On the Austrian side, a budget of 100 million euros was announced to be granted in the form of loans to small and medium-sized enterprises operating in the tourism sector. In Spain, the Federation of the Hotel Industry of Majorca (FEHM) welcomed the government's rescue solutions for businesses, such as exemption from the payment of social security contributions and the injection of liquidity to ensure their sustainability and start the business recovery as soon as possible.

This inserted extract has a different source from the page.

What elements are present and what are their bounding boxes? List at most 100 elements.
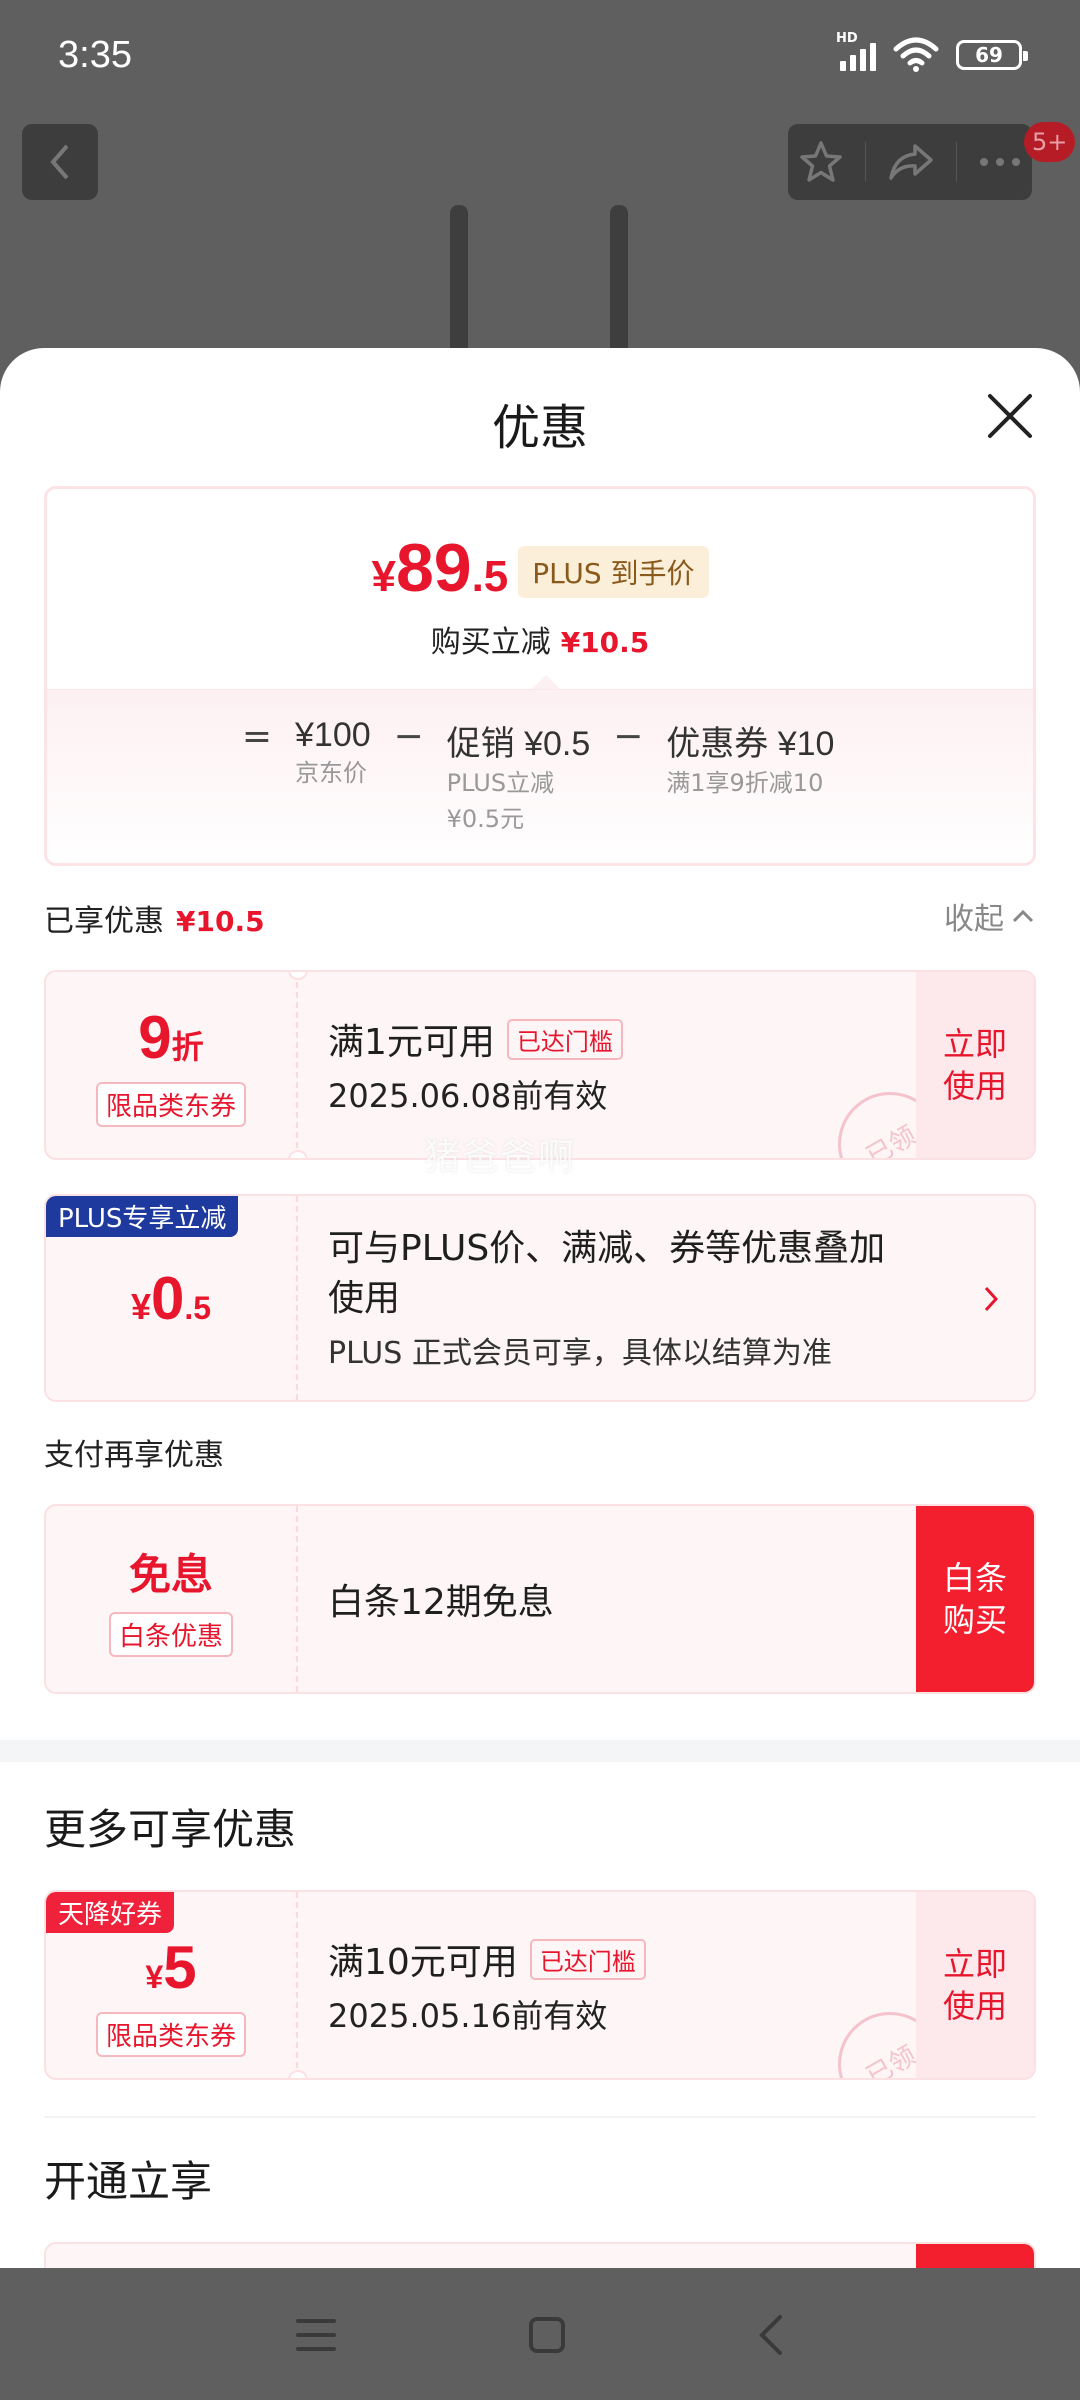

Finally, while the airline Alitalia had been insolvent since May 2017, the Italian government decided to invest €500 million in the company to prevent its disappearance. This operation comes in the midst of the economic and health crisis of the Coronavirus, which has further weakened the airline, which had previously benefited from financial aid amounting to 1.3 billion euros from the government. This new injection of liquidity is part of the rescue mechanism established by the recently implemented italian decree, which provides for a budget of 25 billion euros to save companies in distress as a result of the Coronavirus crisis.

 

 

CARTE COVID-19
Coronavirus COVID-19 Global Cases by the Center for Systems Science and Engineering (CSSE) at Johns Hopkins University (JHU)

 

As a reminder, the Covid-19 coronavirus crisis currently raging in more than 150 countries has contaminated more than 200,000 individuals worldwide. The very rapid evolution of the epidemic in Europe shows an active outbreak, whereas, while it comes from the city of Wuhan (China), it is currently declining in China, following draconian measures imposed by the Chinese government.